Вчера пришла Нинель, не снимая сапог, прошла в гостиную, села на кожаный, подранный по бокам котом диван, закурила, хотя я обычно курю на кухне, попросила пепельницу:

– Я все знаю, я видела эту рыжую, вы обнимались.

– Это Света, художница, она похмеляться приходила.

– Она трогала твои ягодицы, я все видела.

Пришлось накапать ей валерьянки. Потом включили компьютер, поиграли в "Героев магии".

– Ваня не знает, куда поступать.

– Пусть идет в технари, а здесь много букв.

Уходя, взяла почитать Соколова, "Школу для дураков".

Наконец-то можно признаться: я не люблю Сашу Соколова. Раньше я этого стеснялся, а тут прочел эссе Гандлевского и узнал, что Лев Лосев тоже не признавал "Школу".

Ушла Нинель, и вдруг такая тоска взяла меня, что и Брегович не помог.
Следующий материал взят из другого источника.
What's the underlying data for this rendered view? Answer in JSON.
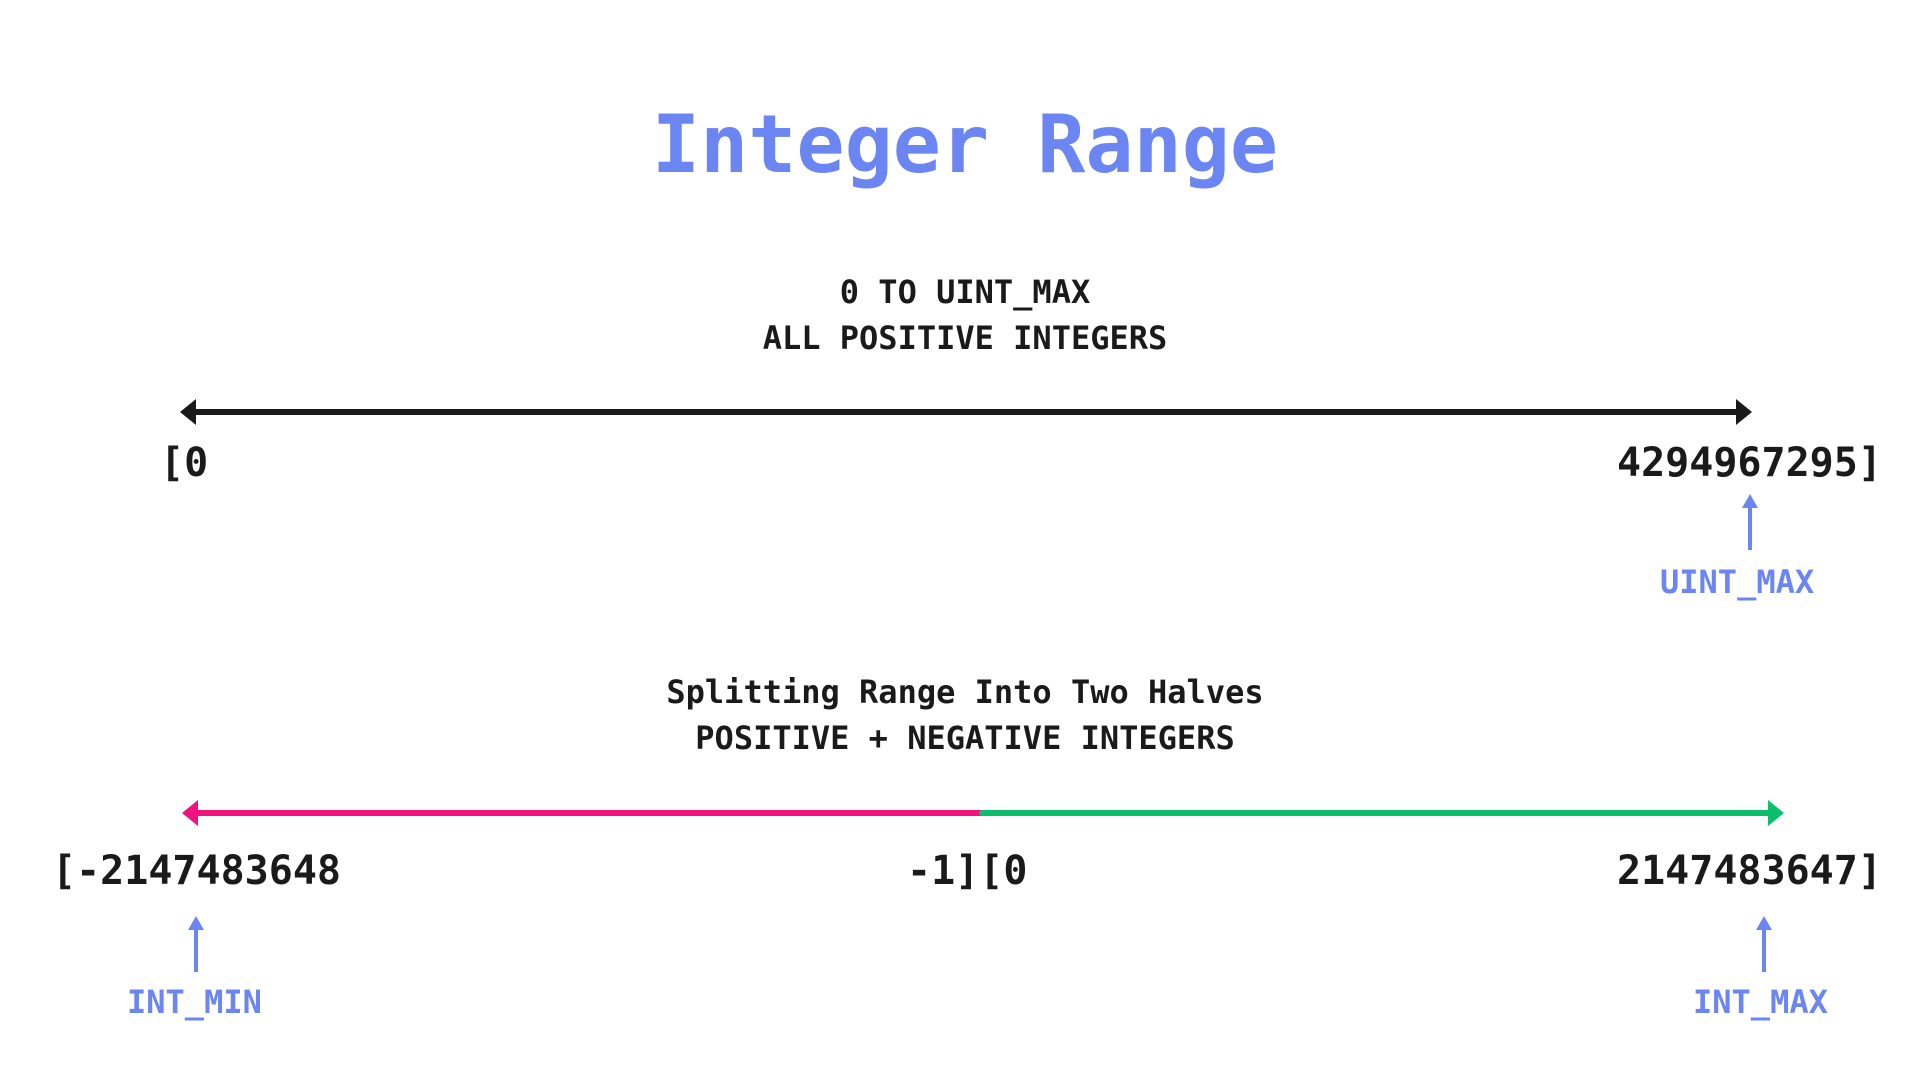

Включил я его на всю мощь в гостиной и ушел курить на кухню, а самое главное – никак не мог найти причины своей тоски и сидел так часа два, и под конец, под вечер так с ней свыкся, как будто я и есть тоска. Сидит она во мне и не хочет выходить наружу, потому что если выйдет наружу, то превратится во что-то совершенно непотребное, мерзкое и гадкое.

* * *

Пошли с Андреем на ветеранский турнир. Черенков, Гаврилов, Суслопаров, Родионов, Бубнов.
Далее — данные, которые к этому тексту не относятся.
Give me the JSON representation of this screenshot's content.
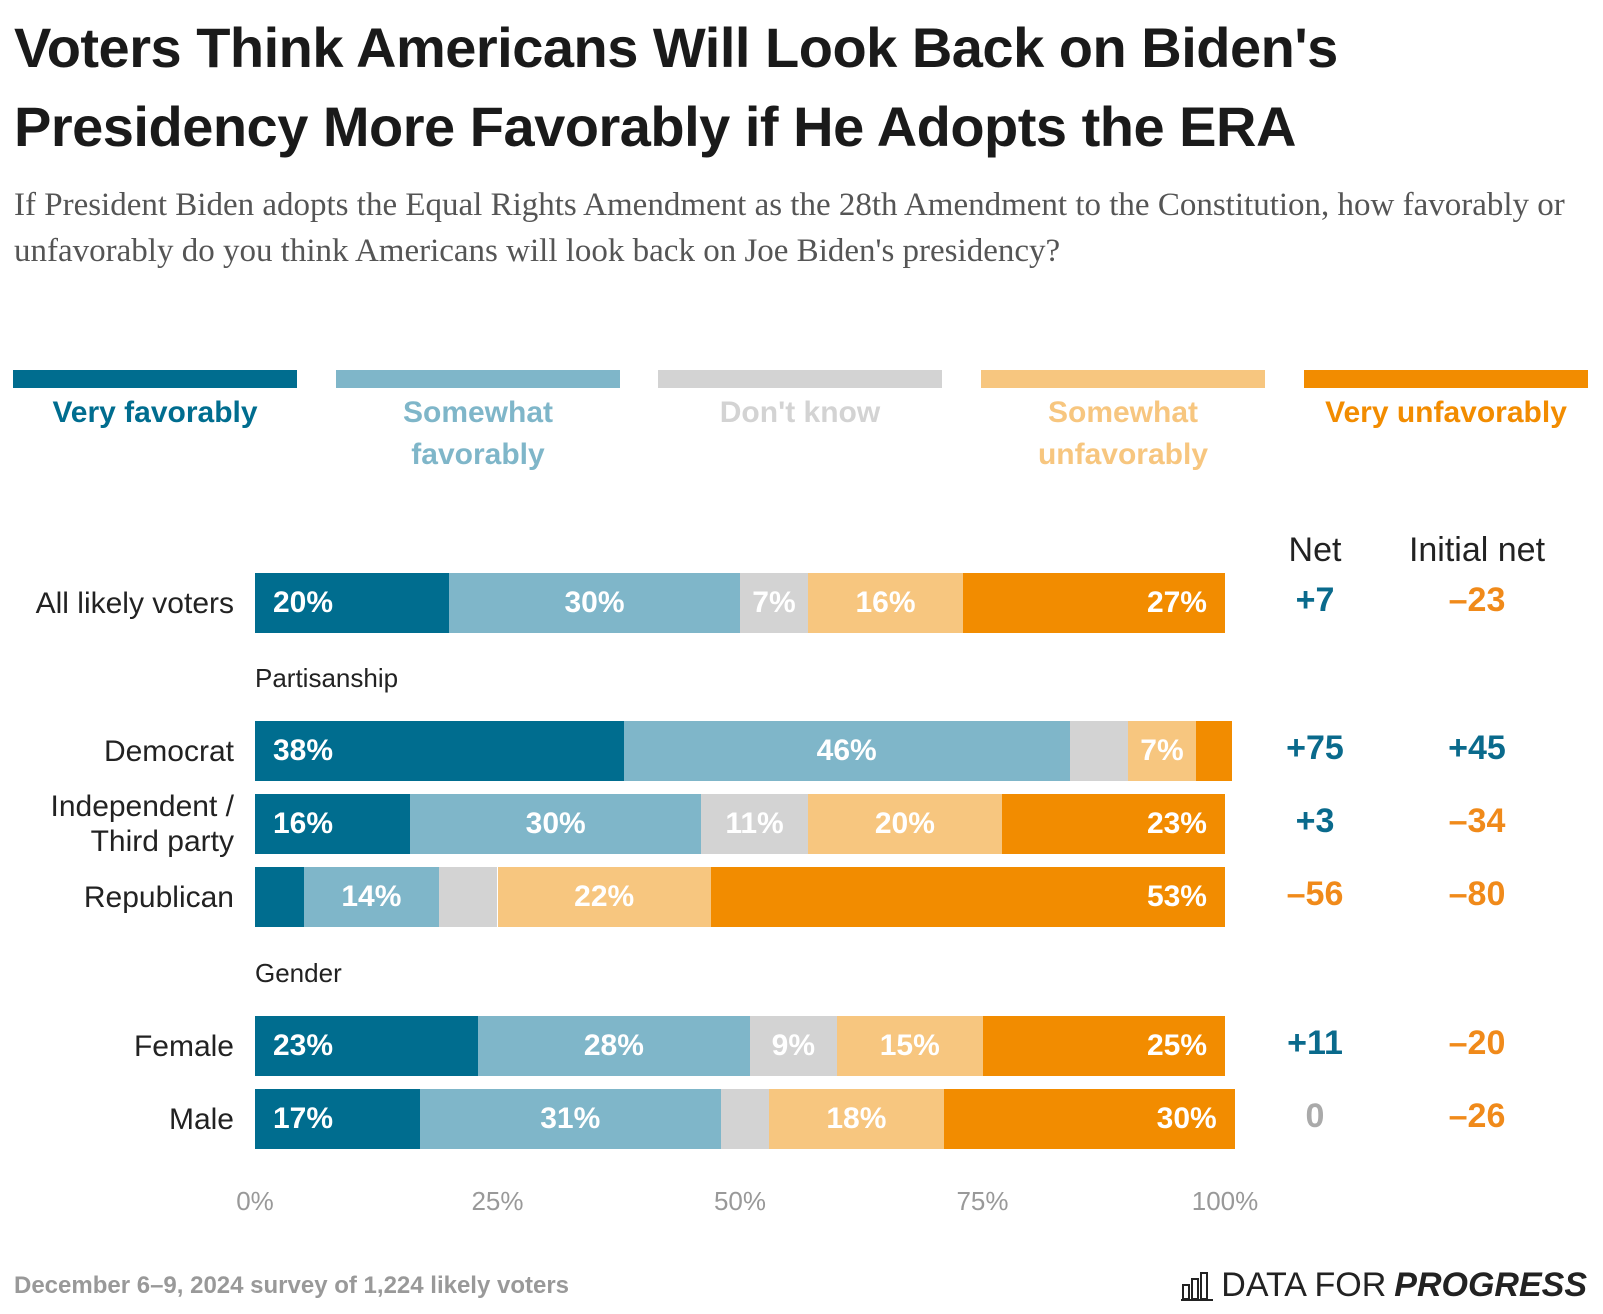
{
  "chart_data": {
    "type": "stacked_bar_horizontal",
    "title": "Voters Think Americans Will Look Back on Biden's Presidency More Favorably if He Adopts the ERA",
    "subtitle": "If President Biden adopts the Equal Rights Amendment as the 28th Amendment to the Constitution, how favorably or unfavorably do you think Americans will look back on Joe Biden's presidency?",
    "categories": [
      "All likely voters",
      "Democrat",
      "Independent / Third party",
      "Republican",
      "Female",
      "Male"
    ],
    "group_labels": [
      null,
      "Partisanship",
      null,
      null,
      "Gender",
      null
    ],
    "series": [
      {
        "name": "Very favorably",
        "color": "#006d8f",
        "values": [
          20,
          38,
          16,
          5,
          23,
          17
        ],
        "value_labels": [
          "20%",
          "38%",
          "16%",
          null,
          "23%",
          "17%"
        ]
      },
      {
        "name": "Somewhat favorably",
        "color": "#7fb6c9",
        "values": [
          30,
          46,
          30,
          14,
          28,
          31
        ],
        "value_labels": [
          "30%",
          "46%",
          "30%",
          "14%",
          "28%",
          "31%"
        ]
      },
      {
        "name": "Don't know",
        "color": "#d3d3d3",
        "values": [
          7,
          6,
          11,
          6,
          9,
          5
        ],
        "value_labels": [
          "7%",
          null,
          "11%",
          null,
          "9%",
          null
        ]
      },
      {
        "name": "Somewhat unfavorably",
        "color": "#f7c67f",
        "values": [
          16,
          7,
          20,
          22,
          15,
          18
        ],
        "value_labels": [
          "16%",
          "7%",
          "20%",
          "22%",
          "15%",
          "18%"
        ]
      },
      {
        "name": "Very unfavorably",
        "color": "#f28c00",
        "values": [
          27,
          2,
          23,
          53,
          25,
          30
        ],
        "value_labels": [
          "27%",
          null,
          "23%",
          "53%",
          "25%",
          "30%"
        ]
      }
    ],
    "xlim": [
      0,
      100
    ],
    "xticks": [
      {
        "value": 0,
        "label": "0%"
      },
      {
        "value": 25,
        "label": "25%"
      },
      {
        "value": 50,
        "label": "50%"
      },
      {
        "value": 75,
        "label": "75%"
      },
      {
        "value": 100,
        "label": "100%"
      }
    ],
    "grid": false,
    "net_columns": [
      {
        "title": "Net",
        "values": [
          7,
          75,
          3,
          -56,
          11,
          0
        ],
        "value_labels": [
          "+7",
          "+75",
          "+3",
          "–56",
          "+11",
          "0"
        ]
      },
      {
        "title": "Initial net",
        "values": [
          -23,
          45,
          -34,
          -80,
          -20,
          -26
        ],
        "value_labels": [
          "–23",
          "+45",
          "–34",
          "–80",
          "–20",
          "–26"
        ]
      }
    ],
    "net_colors": {
      "positive": "#0a6a8c",
      "negative": "#f08a1a",
      "zero": "#aaaaaa"
    },
    "source": "December 6–9, 2024 survey of 1,224 likely voters",
    "logo": {
      "regular": "DATA FOR",
      "bold": "PROGRESS"
    }
  }
}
Их называли циркачами. Трибуны ревели, когда они выходили на зеленое поле. Девушки рыдали, видя их финты. Мальчики, подающие мячи, падали в обморок, когда они обводили одного противника за другим.

Но они ничего не выигрывали, а киевляне выигрывали все. Этот настырный Блохин, этот рыжеволосый Михайличенко, этот кучерявый Заваров и быстроногий Беланов чемпионами стали, а мы, атаковавшие их весь матч, за минуту до конца пропустили разящую контратаку и все: они чемпионы СССР.

Потом они встретились в финале Кубка. Федя два раза попал в штангу, Юра в перекладину, Суслик не попал с линии ворот, а рыжий Михайличенко навесил с центра поля на Беланова – и стали они обладателями Кубка.

Но у них была еще одна встреча. Кубок вызова. Они готовились и тренировались на среднегорье, они наяривали на велосипедах по холмам Среднерусской возвышенности, но проиграли по пенальти. Вратарь киевлян Чанов вытащил мертвый мяч из девятки.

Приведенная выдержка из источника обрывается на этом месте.